Source: http://en.wikipedia.org/wiki/String_theory

If you found that interesting, you may be interested in other unsolved problems. There's plenty to do! More career-oriented folk may want to seriously consider the Millennium Prize Problems. Of the original ten, six still remain to be solved. Each solution is worth US$1,000,000.

7. Predict the Unknown

Another stage of mathematical discovery is the insight that methods developed long ago to solve an earlier set of problems are often useful for solving completely unforeseen problems. Besides enabling us to model the known world, mathematics is amazingly successful at modeling the infinitely larger world of the not-yet-even-imagined. As far as mathematicians are aware, there is no obvious reason why this is should be so. This almost miraculous seeming situation has lead many a philosopher to seriously ponder the Unreasonable Effectiveness of  Mathematics.

As humanity gradually learns to ask deeper and deeper questions about our world, mathematics again and again proves to be the preeminent language for accurately modeling our evolving understanding.

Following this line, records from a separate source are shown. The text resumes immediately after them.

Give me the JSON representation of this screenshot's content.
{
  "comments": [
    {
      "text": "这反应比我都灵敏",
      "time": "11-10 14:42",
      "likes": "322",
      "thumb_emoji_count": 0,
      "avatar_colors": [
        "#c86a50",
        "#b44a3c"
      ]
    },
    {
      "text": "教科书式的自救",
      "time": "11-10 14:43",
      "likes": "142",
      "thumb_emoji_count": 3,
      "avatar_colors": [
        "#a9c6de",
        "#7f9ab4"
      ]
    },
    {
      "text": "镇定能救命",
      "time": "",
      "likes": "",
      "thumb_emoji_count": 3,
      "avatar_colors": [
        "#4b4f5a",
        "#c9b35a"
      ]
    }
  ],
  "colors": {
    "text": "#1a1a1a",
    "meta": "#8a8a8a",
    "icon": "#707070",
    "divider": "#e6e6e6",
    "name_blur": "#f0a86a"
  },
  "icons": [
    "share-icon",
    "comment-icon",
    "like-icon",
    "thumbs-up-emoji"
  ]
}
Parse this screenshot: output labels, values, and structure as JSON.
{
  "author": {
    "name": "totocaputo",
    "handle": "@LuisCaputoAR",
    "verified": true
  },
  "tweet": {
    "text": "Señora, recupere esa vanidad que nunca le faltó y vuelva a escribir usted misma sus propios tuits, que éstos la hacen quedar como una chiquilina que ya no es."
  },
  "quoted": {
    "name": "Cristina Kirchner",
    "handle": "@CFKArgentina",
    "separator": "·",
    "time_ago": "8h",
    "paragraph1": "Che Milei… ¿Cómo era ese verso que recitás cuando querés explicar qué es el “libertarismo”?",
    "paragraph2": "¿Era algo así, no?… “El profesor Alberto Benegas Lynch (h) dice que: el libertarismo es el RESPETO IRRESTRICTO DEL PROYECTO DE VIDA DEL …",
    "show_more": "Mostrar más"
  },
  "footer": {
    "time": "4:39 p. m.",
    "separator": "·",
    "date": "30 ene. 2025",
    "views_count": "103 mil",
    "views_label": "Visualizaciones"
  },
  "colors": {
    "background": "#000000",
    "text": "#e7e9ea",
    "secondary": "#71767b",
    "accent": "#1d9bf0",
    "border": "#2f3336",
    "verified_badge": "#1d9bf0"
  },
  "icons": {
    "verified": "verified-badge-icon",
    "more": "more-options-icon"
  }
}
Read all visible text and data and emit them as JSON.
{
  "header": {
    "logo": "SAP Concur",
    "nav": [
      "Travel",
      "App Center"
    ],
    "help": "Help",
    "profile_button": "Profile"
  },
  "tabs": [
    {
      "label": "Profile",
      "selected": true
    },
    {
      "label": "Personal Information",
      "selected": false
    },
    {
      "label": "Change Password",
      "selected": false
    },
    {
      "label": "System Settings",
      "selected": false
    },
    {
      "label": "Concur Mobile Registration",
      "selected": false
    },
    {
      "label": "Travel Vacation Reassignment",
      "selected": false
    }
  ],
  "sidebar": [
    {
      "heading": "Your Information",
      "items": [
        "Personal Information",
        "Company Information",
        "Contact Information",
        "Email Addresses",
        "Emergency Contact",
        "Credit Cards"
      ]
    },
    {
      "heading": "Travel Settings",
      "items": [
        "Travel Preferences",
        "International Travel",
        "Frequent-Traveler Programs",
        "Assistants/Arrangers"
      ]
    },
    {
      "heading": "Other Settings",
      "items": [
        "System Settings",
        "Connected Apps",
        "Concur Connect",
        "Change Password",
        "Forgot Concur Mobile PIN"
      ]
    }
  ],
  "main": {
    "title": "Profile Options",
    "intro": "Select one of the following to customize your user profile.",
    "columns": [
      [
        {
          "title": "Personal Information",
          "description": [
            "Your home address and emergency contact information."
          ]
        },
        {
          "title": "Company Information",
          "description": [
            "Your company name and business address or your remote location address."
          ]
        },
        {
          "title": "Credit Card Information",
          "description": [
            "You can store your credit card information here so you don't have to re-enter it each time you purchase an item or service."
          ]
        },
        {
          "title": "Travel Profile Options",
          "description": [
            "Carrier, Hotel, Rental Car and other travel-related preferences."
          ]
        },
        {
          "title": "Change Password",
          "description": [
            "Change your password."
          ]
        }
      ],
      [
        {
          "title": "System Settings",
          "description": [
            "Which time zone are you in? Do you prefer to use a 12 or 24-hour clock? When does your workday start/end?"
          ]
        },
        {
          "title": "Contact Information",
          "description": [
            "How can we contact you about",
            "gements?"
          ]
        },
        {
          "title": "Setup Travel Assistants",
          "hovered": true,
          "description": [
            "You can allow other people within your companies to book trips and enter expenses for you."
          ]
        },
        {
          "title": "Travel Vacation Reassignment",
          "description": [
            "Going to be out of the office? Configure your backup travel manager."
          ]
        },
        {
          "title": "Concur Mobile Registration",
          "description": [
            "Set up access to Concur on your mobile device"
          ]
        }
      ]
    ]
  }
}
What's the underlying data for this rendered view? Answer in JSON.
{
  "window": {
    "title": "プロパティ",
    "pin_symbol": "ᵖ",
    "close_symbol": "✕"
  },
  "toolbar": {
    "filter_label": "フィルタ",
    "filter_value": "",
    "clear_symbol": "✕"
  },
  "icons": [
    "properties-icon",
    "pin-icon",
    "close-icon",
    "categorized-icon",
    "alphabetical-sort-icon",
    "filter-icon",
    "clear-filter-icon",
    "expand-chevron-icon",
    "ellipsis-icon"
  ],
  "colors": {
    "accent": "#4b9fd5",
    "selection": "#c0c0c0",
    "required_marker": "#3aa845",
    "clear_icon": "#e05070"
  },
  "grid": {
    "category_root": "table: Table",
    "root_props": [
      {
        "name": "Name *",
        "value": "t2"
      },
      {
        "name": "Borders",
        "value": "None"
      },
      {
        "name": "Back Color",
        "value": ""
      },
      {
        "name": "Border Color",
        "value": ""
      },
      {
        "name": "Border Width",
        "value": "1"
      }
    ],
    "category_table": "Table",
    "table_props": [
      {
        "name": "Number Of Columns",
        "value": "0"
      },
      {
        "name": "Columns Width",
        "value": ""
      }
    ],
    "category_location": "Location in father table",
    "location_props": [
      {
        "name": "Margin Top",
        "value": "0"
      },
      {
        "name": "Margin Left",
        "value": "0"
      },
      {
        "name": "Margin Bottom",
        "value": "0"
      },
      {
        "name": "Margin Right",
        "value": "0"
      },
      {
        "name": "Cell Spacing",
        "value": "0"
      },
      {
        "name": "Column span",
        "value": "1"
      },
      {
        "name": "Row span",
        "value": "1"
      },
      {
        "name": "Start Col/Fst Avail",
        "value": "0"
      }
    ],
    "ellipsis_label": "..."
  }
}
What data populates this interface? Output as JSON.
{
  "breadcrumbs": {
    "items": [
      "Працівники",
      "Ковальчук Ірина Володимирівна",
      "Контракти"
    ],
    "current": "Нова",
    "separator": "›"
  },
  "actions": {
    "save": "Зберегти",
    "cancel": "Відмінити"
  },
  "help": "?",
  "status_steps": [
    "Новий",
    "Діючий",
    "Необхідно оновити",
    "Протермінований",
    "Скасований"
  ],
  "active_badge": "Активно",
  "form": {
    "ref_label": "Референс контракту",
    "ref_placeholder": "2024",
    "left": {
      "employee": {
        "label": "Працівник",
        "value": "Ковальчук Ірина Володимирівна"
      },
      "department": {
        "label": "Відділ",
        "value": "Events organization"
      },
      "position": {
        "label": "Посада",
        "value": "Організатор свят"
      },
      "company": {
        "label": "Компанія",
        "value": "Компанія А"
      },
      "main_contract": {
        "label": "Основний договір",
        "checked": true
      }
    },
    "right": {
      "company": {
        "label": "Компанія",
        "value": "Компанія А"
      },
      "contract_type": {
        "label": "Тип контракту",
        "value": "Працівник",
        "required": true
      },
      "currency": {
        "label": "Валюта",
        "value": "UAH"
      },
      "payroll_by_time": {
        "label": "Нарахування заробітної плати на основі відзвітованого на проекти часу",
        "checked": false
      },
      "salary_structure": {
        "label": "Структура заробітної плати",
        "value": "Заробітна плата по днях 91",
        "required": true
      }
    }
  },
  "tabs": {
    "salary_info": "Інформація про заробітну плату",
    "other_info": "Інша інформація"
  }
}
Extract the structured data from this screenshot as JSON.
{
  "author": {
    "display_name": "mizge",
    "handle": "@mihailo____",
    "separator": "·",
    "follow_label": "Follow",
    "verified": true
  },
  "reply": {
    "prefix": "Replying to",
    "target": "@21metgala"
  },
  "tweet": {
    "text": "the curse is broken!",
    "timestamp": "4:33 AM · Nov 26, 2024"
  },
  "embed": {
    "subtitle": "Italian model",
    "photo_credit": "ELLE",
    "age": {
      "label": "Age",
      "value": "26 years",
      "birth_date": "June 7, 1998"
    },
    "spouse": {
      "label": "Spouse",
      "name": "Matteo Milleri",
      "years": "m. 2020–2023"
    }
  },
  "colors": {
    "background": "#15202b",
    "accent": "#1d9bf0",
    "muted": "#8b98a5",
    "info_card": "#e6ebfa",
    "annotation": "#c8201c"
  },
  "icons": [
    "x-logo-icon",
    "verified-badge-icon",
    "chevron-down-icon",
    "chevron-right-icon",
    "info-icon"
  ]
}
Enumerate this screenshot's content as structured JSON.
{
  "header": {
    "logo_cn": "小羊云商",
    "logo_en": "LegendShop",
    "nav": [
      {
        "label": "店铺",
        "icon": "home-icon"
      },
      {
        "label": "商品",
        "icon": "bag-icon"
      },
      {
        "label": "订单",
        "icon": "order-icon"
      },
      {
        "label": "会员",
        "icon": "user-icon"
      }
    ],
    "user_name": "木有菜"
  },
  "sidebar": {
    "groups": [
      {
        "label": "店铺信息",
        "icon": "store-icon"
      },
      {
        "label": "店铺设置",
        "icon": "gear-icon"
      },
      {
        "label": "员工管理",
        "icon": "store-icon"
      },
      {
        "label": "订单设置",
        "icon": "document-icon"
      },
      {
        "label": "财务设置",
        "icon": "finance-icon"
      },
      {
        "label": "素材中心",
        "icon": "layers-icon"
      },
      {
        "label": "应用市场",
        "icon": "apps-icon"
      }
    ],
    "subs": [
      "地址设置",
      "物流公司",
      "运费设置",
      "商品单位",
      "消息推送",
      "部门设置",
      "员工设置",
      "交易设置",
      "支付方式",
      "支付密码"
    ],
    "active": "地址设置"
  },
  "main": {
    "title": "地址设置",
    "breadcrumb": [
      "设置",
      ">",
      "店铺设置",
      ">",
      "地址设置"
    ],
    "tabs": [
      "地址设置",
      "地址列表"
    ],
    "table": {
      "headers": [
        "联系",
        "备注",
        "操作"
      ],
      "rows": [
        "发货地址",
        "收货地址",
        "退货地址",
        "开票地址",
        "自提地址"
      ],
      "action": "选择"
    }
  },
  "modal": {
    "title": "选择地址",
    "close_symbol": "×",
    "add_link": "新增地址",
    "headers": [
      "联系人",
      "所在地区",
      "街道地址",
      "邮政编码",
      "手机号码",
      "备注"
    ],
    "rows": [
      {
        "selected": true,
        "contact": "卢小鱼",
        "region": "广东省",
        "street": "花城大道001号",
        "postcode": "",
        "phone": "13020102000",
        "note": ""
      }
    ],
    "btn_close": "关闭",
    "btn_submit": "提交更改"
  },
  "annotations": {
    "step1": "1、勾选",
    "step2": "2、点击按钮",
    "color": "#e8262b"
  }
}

This leads to a more sophisticated appreciation for the apparently deep mathematical basis of our shared reality. The consequences of these discoveries can be shattering, liberating, terrifying, and awe-inspiring. Powerful, long established worldviews have fallen or been transformed by these discoveries. Through it all mathematics--our universal language--has survived and grown.

In Summary

Algebraic reasoning begins with the above insights, and its further development is inspired by them. As these insights are integrated, algebra becomes elegant, mysterious, and beautiful, much like the awesome world it seems to model so well.